Obama comes to Chapel Hill one last time

VOICE intern and staff writer Nafisa Shah, center, bracketed by PYO itern Veronika Payne, left, and VOICE staff writer Jordan Wilkie, listens as President Obama rallies Clinton voters at UNC-CH, Nov. 2. (staff photo by Jock Lauterer)


 

On Wednesday, Nov. 2,  I had the opportunity to see President Obama give one of his last speeches as sitting President at the University of North Carolina in Chapel Hill.     Throughout the day there were several speakers such as Deborah Ross, Roy Cooper, James Taylor and an UNC advocate for the Clinton campaign.

When Roy Cooper spoke he stated, “North Carolina used to be known for its mountains, beaches and universities. Now, it’s known for HB2.People from other states ask “What in the world is going on in North Carolina?

“The legislation of the last few years is not who we are in North Carolina.”

“We need to invest in education and community colleges as well as Medicaid expansion and renewable energy. North Carolina is welcoming, HB2 is not and it should be repealed,” Cooper said.

Soon after Cooper spoke, James Taylor sang a few songs, and different people came out to speak about the importance of voting.

President Obama came out and gave his speech. “In 2008 the issues were the economic recession and the Iraq War,” the President said. “We’ve turned the pages. We’ve seen America battle back. America kicked foreign oil, brought home troops, took out Osama.
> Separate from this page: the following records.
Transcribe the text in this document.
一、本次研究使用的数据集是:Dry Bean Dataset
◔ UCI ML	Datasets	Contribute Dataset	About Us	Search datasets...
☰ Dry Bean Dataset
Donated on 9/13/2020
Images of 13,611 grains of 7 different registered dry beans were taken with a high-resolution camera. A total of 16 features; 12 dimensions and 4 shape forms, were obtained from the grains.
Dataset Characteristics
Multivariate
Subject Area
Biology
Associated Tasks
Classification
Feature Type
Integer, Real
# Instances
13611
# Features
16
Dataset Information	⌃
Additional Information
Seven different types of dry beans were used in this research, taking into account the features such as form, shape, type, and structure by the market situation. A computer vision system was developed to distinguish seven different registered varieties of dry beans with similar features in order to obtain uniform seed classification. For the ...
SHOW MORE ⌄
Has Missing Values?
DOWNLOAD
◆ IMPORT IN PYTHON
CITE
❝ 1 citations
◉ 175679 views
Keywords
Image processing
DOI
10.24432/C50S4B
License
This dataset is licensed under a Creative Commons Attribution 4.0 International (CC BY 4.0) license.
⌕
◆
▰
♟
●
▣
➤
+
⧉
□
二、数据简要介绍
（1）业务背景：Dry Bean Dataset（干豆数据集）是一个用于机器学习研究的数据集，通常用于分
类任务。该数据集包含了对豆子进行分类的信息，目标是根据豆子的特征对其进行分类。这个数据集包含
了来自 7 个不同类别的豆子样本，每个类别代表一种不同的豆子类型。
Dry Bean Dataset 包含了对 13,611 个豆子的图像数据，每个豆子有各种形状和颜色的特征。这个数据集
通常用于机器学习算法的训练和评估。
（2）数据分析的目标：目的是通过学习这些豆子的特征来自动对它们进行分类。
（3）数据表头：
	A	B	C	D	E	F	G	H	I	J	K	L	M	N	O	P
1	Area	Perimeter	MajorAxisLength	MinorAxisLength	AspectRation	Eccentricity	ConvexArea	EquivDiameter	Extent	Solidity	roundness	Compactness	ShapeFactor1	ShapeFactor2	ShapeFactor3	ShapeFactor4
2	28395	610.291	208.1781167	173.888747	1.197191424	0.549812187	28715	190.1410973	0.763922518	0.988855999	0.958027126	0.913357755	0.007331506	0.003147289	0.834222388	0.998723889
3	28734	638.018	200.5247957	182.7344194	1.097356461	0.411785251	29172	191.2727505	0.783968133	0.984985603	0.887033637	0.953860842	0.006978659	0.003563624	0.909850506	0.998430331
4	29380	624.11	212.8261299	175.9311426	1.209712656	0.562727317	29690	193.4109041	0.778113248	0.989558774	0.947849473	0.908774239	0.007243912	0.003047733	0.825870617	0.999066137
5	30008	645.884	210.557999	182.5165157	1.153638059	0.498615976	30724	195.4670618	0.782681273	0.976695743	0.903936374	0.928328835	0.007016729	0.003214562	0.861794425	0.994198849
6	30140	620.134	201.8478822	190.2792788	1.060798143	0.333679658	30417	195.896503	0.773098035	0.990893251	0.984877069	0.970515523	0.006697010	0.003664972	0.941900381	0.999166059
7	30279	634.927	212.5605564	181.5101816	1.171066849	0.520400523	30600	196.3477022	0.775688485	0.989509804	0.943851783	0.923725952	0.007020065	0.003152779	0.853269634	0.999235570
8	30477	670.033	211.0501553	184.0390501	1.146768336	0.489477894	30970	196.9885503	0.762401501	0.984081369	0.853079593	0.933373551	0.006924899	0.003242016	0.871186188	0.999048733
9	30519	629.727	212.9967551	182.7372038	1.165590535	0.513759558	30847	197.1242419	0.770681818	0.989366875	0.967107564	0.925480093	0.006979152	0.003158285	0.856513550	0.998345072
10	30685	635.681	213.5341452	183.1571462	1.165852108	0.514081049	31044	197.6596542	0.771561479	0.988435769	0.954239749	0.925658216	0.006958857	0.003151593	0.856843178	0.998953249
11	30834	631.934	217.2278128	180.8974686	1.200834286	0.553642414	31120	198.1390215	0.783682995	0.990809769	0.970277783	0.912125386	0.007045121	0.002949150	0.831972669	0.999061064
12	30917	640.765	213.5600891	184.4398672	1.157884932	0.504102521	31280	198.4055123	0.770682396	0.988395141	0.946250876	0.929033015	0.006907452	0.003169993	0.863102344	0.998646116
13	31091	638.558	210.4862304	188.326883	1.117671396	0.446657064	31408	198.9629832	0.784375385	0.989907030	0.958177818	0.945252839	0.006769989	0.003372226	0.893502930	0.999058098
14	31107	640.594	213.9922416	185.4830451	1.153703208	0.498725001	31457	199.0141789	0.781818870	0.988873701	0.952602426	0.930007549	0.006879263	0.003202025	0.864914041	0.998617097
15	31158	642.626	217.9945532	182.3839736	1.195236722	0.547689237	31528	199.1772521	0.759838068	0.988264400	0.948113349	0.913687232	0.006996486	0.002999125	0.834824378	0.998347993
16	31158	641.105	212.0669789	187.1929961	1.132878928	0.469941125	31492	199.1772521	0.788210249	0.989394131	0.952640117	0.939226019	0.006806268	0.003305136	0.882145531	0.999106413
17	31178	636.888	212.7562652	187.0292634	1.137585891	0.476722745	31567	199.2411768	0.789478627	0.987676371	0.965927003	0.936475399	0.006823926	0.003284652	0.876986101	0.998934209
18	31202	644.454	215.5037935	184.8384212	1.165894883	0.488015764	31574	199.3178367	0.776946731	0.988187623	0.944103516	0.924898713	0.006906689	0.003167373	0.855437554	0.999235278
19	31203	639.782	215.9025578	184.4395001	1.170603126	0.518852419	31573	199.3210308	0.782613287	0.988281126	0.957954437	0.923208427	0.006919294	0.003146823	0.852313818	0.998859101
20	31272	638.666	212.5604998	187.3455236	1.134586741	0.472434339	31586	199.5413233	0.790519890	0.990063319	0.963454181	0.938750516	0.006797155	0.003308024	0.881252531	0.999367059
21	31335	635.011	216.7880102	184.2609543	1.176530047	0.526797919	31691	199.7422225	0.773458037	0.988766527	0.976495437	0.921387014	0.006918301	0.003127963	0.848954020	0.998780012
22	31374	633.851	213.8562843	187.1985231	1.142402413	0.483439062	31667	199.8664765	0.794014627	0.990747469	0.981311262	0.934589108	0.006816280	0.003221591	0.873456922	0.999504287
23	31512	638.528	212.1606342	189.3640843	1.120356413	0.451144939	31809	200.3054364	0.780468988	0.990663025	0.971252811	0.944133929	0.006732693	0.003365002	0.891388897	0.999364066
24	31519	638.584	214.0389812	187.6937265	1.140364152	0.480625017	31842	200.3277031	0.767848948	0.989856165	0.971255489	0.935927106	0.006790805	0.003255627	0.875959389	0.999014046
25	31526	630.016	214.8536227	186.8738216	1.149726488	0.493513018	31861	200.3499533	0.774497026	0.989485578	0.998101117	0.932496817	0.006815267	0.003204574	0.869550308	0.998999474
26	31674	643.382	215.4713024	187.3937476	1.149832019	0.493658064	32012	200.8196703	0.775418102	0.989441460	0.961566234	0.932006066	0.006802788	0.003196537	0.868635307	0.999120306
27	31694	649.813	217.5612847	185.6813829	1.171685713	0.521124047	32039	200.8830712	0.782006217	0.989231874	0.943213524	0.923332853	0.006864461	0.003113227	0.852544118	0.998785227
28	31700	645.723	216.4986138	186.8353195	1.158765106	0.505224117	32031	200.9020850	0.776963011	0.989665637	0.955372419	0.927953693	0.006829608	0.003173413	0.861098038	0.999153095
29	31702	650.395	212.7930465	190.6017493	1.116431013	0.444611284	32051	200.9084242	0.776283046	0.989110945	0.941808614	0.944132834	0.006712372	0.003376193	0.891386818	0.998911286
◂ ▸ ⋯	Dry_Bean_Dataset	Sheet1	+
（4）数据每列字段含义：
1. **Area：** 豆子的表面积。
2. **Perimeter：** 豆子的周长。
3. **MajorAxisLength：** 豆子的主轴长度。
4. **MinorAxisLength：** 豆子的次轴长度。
What I have seen is what makes America great and that’s its people.”

Obama reiterated the idea that diversity is what makes America great.

“That’s the America I know,” he said. “If we don’t win this election in North Carolina, we don’t win this election. The fate of the republic lies on your shoulders. We’ve seen the hysteria of negative ads. We need to push away the noise for a second and focus on the choice. This choice could not be simpler.”

Obama went on to say that we’re not Democrats or Republicans first — we’re all Americans.

He told a story about a woman named Grace from North Carolina who had had Republicans trying to suppress voters in her area where 2/3 of the voters on the registration list are African-American. Her right was restored.

He reminded everyone that he had won the state by a narrow margin in 2008

“Protests aren’t enough if you aren’t voting,” he said. “We need a candidate who will fight climate change, who believes in science. When you’re in a barbershop watching the Tar Heel game, don’t just grumble about politics. Go vote.

“Our democracy’s on the ballot right now, Choose hope. Choose hope. Choose hope. Vote.”

All around town that day there was excitement. It was about 80 degrees and the speech was outside and there were a number of people passing out from the heat, requiring volunteers to give out water. There was also a medic always close by.

For me, it was so beautiful seeing how excited people were and the patience they had while waiting and listening to the first black President to speak.

Even though the election did not turn out how I wanted, this is a day that I will always remember.

Nafisa Shah, a senior at Hillside High School, served last year as an intern at the VOICE with Partners for Youth Opportunity. This fall, Nafisa becomes the new Teen Editor-in-Chief of the Durham VOICE. She is also staff member of the Hillside Chronicle, the school newspaper of Hillside High School, which led by HHS journalism teacher Jackie Novotny, with support from the Durham VOICE.